This talk will review the recent shift in the construction and modern analysis of a large class of spatially and temporally adaptive methods whose properties are very close to our current analytical knowledge about hyperbolic or mixed hyperbolic-parabolic partial differential equations (PDEs) in computational physics. Thus these algorithms can be regarded as the elite methods in the field. Next, we will show examples of how the robustness and efficiency of the fully-discrete representation of PDEs can be enhanced using computational science's smithy, i.e., "modern" numerical analysis. The talk will showcase complex flow problems in aeronautics, aerospace, and automotive sectors, provide preliminary results in other fields, and present an outlook for future research directions where data science can currently be the linesman.
Matteo Parsani is an Associate Professor of Applied Mathematics & Computational Science, and Mechanical Engineering at King Abdullah University of Science and Technology (KAUST).

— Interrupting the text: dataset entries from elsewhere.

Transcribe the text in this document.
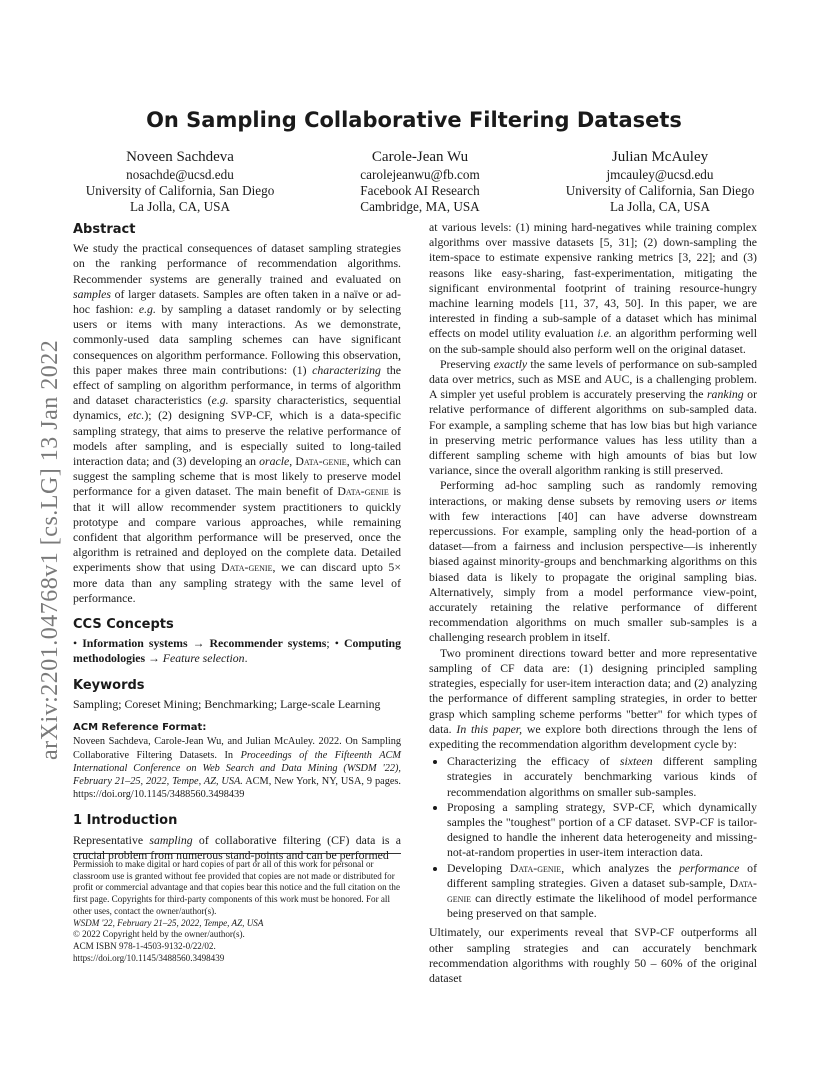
arXiv:2201.04768v1 [cs.LG] 13 Jan 2022
On Sampling Collaborative Filtering Datasets
Noveen Sachdeva
nosachde@ucsd.edu
University of California, San Diego
La Jolla, CA, USA
Carole-Jean Wu
carolejeanwu@fb.com
Facebook AI Research
Cambridge, MA, USA
Julian McAuley
jmcauley@ucsd.edu
University of California, San Diego
La Jolla, CA, USA
Abstract

We study the practical consequences of dataset sampling strategies on the ranking performance of recommendation algorithms. Recommender systems are generally trained and evaluated on samples of larger datasets. Samples are often taken in a naïve or ad-hoc fashion: e.g. by sampling a dataset randomly or by selecting users or items with many interactions. As we demonstrate, commonly-used data sampling schemes can have significant consequences on algorithm performance. Following this observation, this paper makes three main contributions: (1) characterizing the effect of sampling on algorithm performance, in terms of algorithm and dataset characteristics (e.g. sparsity characteristics, sequential dynamics, etc.); (2) designing SVP-CF, which is a data-specific sampling strategy, that aims to preserve the relative performance of models after sampling, and is especially suited to long-tailed interaction data; and (3) developing an oracle, Data-genie, which can suggest the sampling scheme that is most likely to preserve model performance for a given dataset. The main benefit of Data-genie is that it will allow recommender system practitioners to quickly prototype and compare various approaches, while remaining confident that algorithm performance will be preserved, once the algorithm is retrained and deployed on the complete data. Detailed experiments show that using Data-genie, we can discard upto 5× more data than any sampling strategy with the same level of performance.

CCS Concepts

• Information systems → Recommender systems; • Computing methodologies → Feature selection.

Keywords

Sampling; Coreset Mining; Benchmarking; Large-scale Learning

ACM Reference Format:

Noveen Sachdeva, Carole-Jean Wu, and Julian McAuley. 2022. On Sampling Collaborative Filtering Datasets. In Proceedings of the Fifteenth ACM International Conference on Web Search and Data Mining (WSDM '22), February 21–25, 2022, Tempe, AZ, USA. ACM, New York, NY, USA, 9 pages. https://doi.org/10.1145/3488560.3498439

1 Introduction

Representative sampling of collaborative filtering (CF) data is a crucial problem from numerous stand-points and can be performed

Permission to make digital or hard copies of part or all of this work for personal or classroom use is granted without fee provided that copies are not made or distributed for profit or commercial advantage and that copies bear this notice and the full citation on the first page. Copyrights for third-party components of this work must be honored. For all other uses, contact the owner/author(s).

WSDM '22, February 21–25, 2022, Tempe, AZ, USA

© 2022 Copyright held by the owner/author(s).

ACM ISBN 978-1-4503-9132-0/22/02.

https://doi.org/10.1145/3488560.3498439

at various levels: (1) mining hard-negatives while training complex algorithms over massive datasets [5, 31]; (2) down-sampling the item-space to estimate expensive ranking metrics [3, 22]; and (3) reasons like easy-sharing, fast-experimentation, mitigating the significant environmental footprint of training resource-hungry machine learning models [11, 37, 43, 50]. In this paper, we are interested in finding a sub-sample of a dataset which has minimal effects on model utility evaluation i.e. an algorithm performing well on the sub-sample should also perform well on the original dataset.

Preserving exactly the same levels of performance on sub-sampled data over metrics, such as MSE and AUC, is a challenging problem. A simpler yet useful problem is accurately preserving the ranking or relative performance of different algorithms on sub-sampled data. For example, a sampling scheme that has low bias but high variance in preserving metric performance values has less utility than a different sampling scheme with high amounts of bias but low variance, since the overall algorithm ranking is still preserved.

Performing ad-hoc sampling such as randomly removing interactions, or making dense subsets by removing users or items with few interactions [40] can have adverse downstream repercussions. For example, sampling only the head-portion of a dataset—from a fairness and inclusion perspective—is inherently biased against minority-groups and benchmarking algorithms on this biased data is likely to propagate the original sampling bias. Alternatively, simply from a model performance view-point, accurately retaining the relative performance of different recommendation algorithms on much smaller sub-samples is a challenging research problem in itself.

Two prominent directions toward better and more representative sampling of CF data are: (1) designing principled sampling strategies, especially for user-item interaction data; and (2) analyzing the performance of different sampling strategies, in order to better grasp which sampling scheme performs "better" for which types of data. In this paper, we explore both directions through the lens of expediting the recommendation algorithm development cycle by:

• Characterizing the efficacy of sixteen different sampling strategies in accurately benchmarking various kinds of recommendation algorithms on smaller sub-samples.
• Proposing a sampling strategy, SVP-CF, which dynamically samples the "toughest" portion of a CF dataset. SVP-CF is tailor-designed to handle the inherent data heterogeneity and missing-not-at-random properties in user-item interaction data.
• Developing Data-genie, which analyzes the performance of different sampling strategies. Given a dataset sub-sample, Data-genie can directly estimate the likelihood of model performance being preserved on that sample.

Ultimately, our experiments reveal that SVP-CF outperforms all other sampling strategies and can accurately benchmark recommendation algorithms with roughly 50 – 60% of the original dataset
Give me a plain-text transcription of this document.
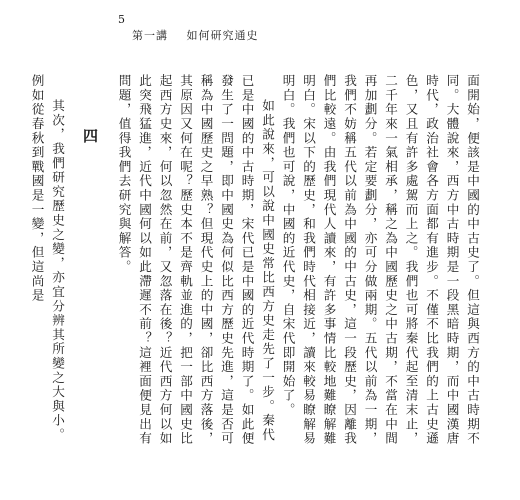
5
第一講 如何研究通史

面開始，便該是中國的中古史了。但這與西方的中古時期不同。大體說來，西方中古時期是一段黑暗時期，而中國漢唐時代，政治社會各方面都有進步。不僅不比我們的上古史遜色，又且有許多處駕而上之。我們也可將秦代起至清末止，二千年來一氣相承，稱之為中國歷史之中古期，不當在中間再加劃分。若定要劃分，亦可分做兩期。五代以前為一期，我們不妨稱五代以前為中國的中古史，這一段歷史，因離我們比較遠。由我們現代人讀來，有許多事情比較地難瞭解難明白。宋以下的歷史，和我們時代相接近，讀來較易瞭解易明白。我們也可說，中國的近代史，自宋代即開始了。

如此說來，可以說中國史常比西方史走先了一步。秦代已是中國的中古時期，宋代已是中國的近代時期了。如此便發生了一問題，即中國史為何似比西方歷史先進，這是否可稱為中國歷史之早熟？但現代史上的中國，卻比西方落後，其原因又何在呢？歷史本不是齊軌並進的，把一部中國史比起西方史來，何以忽然在前，又忽落在後？近代西方何以如此突飛猛進，近代中國何以如此滯遲不前？這裡面便見出有問題，值得我們去研究與解答。

四

其次，我們研究歷史之變，亦宜分辨其所變之大與小。例如從春秋到戰國是一變，但這尚是
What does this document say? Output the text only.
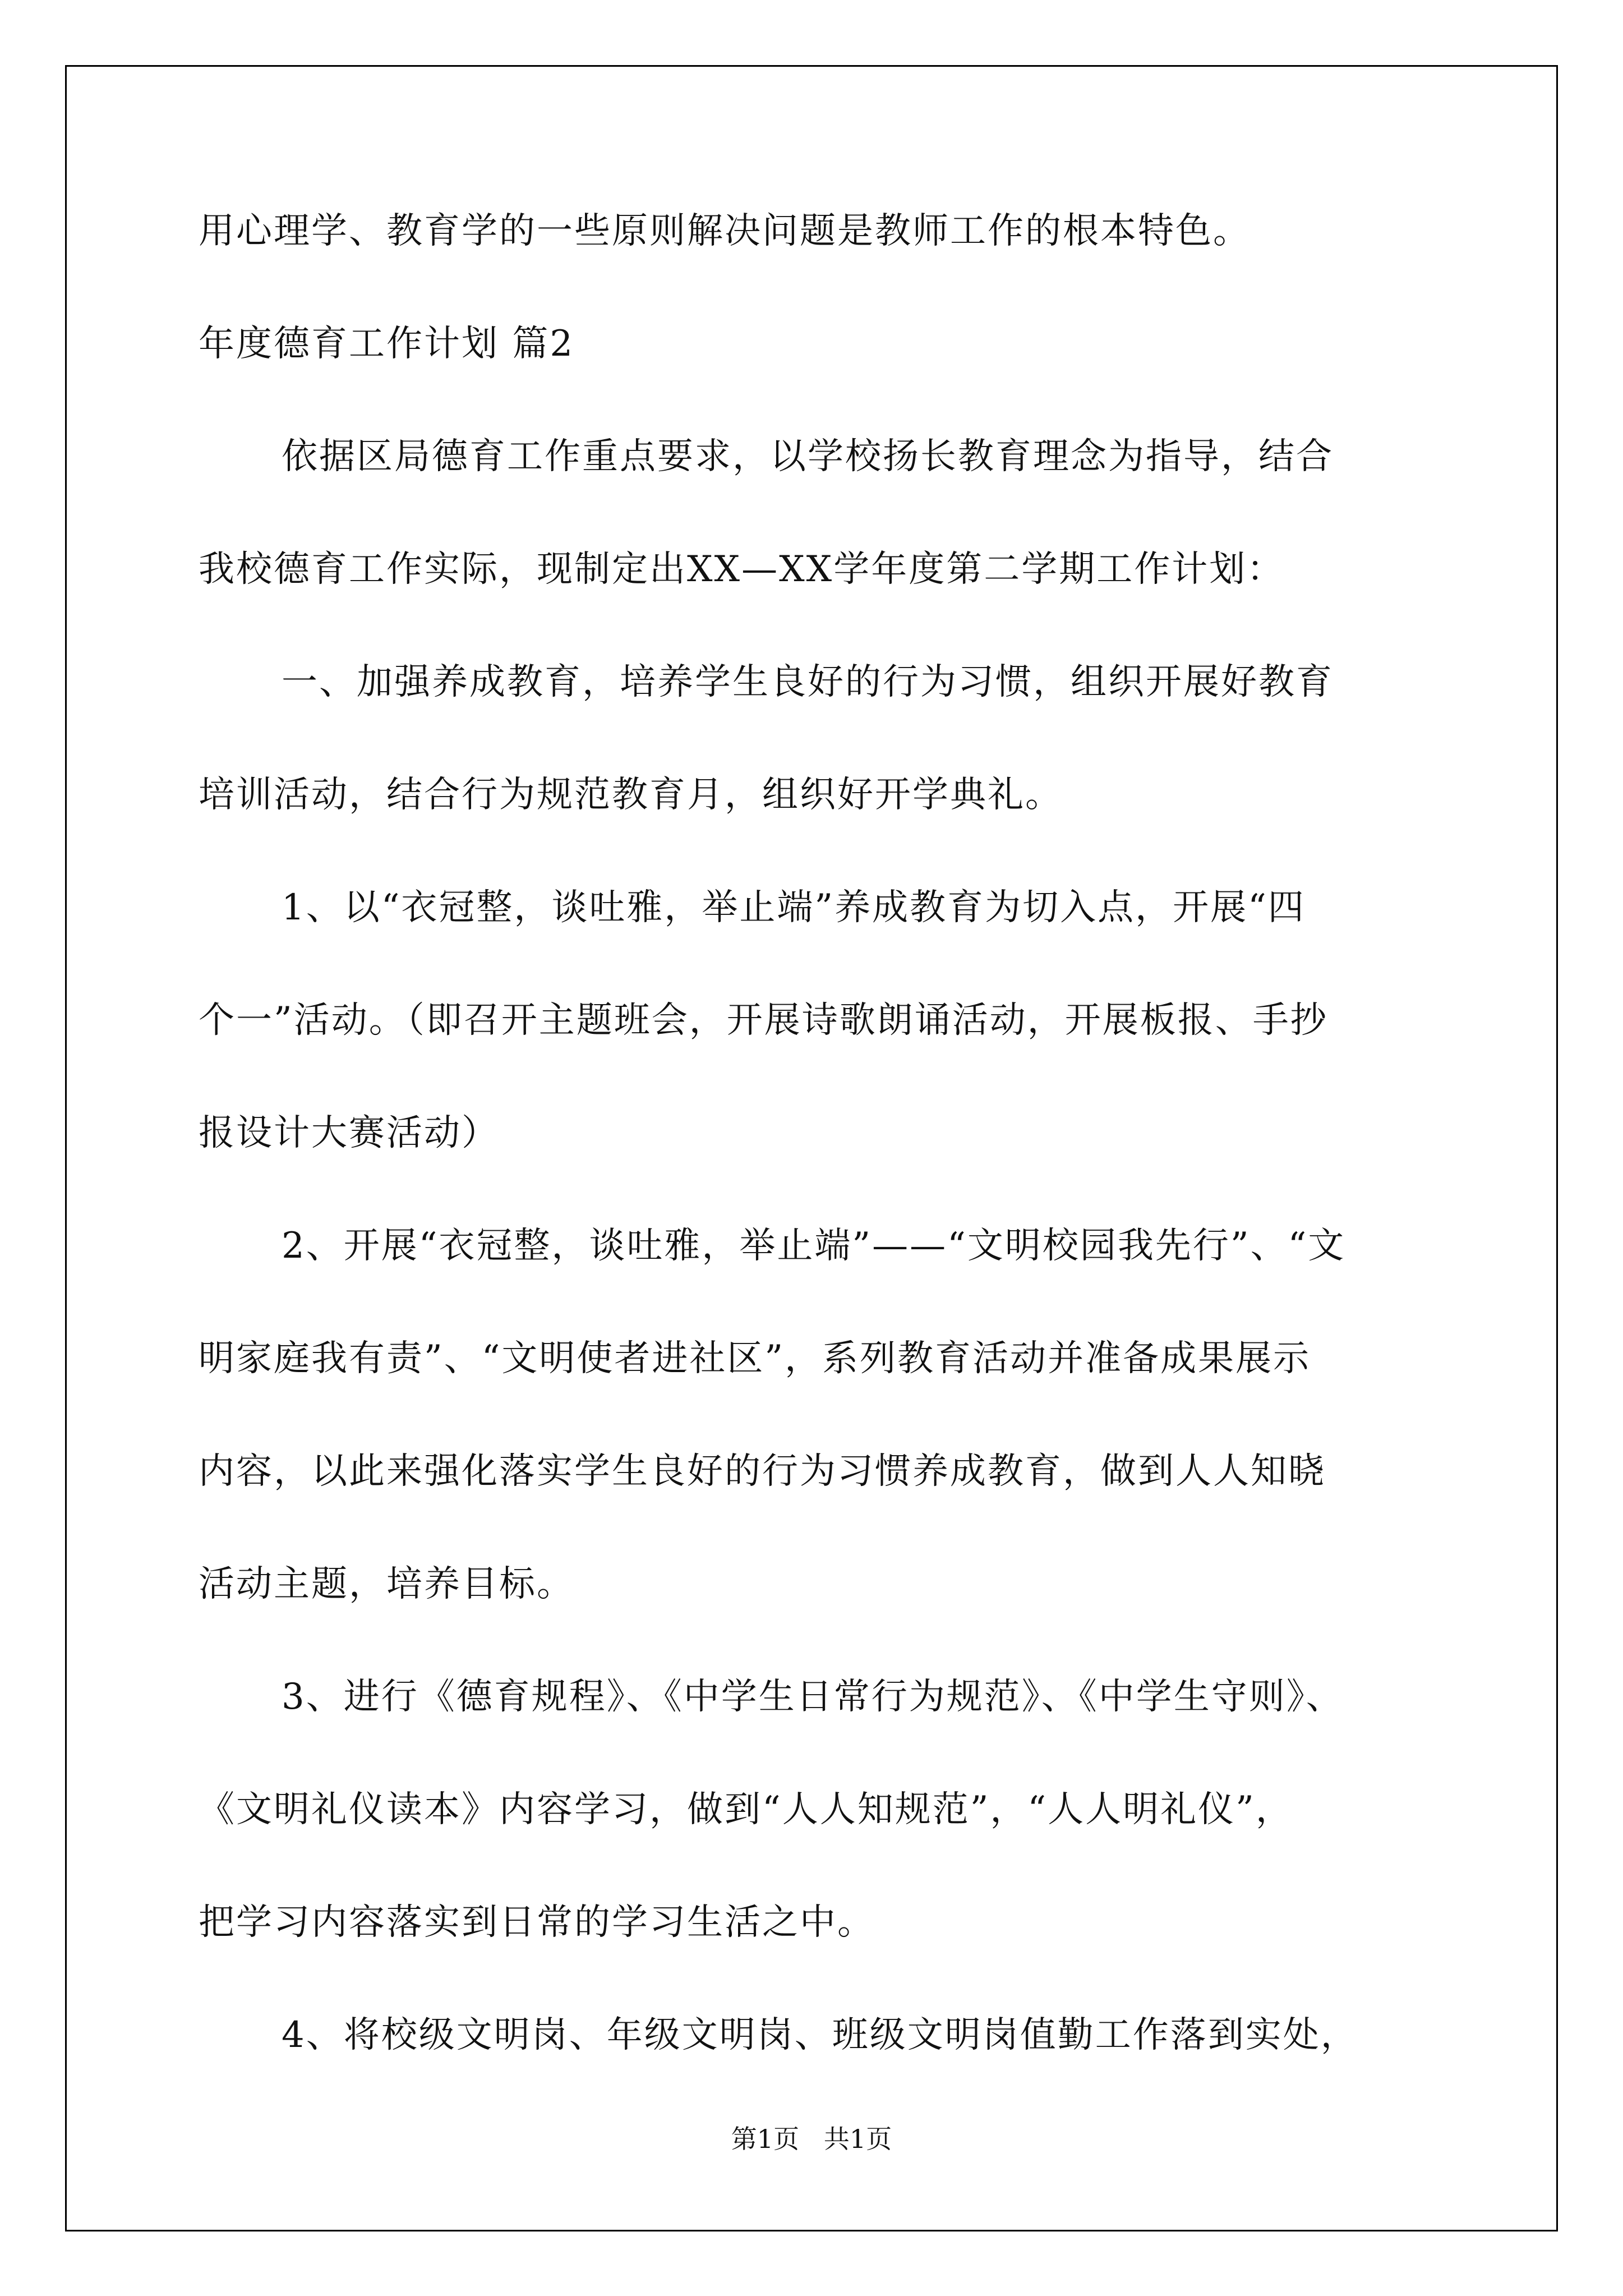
用心理学、教育学的一些原则解决问题是教师工作的根本特色。
年度德育工作计划 篇2
依据区局德育工作重点要求，以学校扬长教育理念为指导，结合
我校德育工作实际，现制定出XX—XX学年度第二学期工作计划：
一、加强养成教育，培养学生良好的行为习惯，组织开展好教育
培训活动，结合行为规范教育月，组织好开学典礼。
1、以“衣冠整，谈吐雅，举止端”养成教育为切入点，开展“四
个一”活动。（即召开主题班会，开展诗歌朗诵活动，开展板报、手抄
报设计大赛活动）
2、开展“衣冠整，谈吐雅，举止端”——“文明校园我先行”、“文
明家庭我有责”、“文明使者进社区”，系列教育活动并准备成果展示
内容，以此来强化落实学生良好的行为习惯养成教育，做到人人知晓
活动主题，培养目标。
3、进行《德育规程》、《中学生日常行为规范》、《中学生守则》、
《文明礼仪读本》内容学习，做到“人人知规范”，“人人明礼仪”，
把学习内容落实到日常的学习生活之中。
4、将校级文明岗、年级文明岗、班级文明岗值勤工作落到实处，
第1页   共1页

He received his B.Sc. and M.Sc. in aeronautics and astronautics from Politecnico di Milano (Italy) and his Ph.D. in mechanical engineering from the Vrije Universiteit Brussel (Belgium). He trained as a postdoc at KAUST and in the Computational AeroScience branch at NASA Langley Research Center (USA).
Professor Matteo Parsani's research interests are related to developing novel, robust, and scalable numerical methods on unstructured grids partial differential equations and their application to solving realistic flow problems in various natural science and engineering areas. The application domains currently driving Matteo's research are compressible computational aerodynamics (e.g., highly-separated turbulent flows), dense gas flow simulations (e.g., supercritical fluids), computational aeroacoustics for noise reduction, and molecular communication.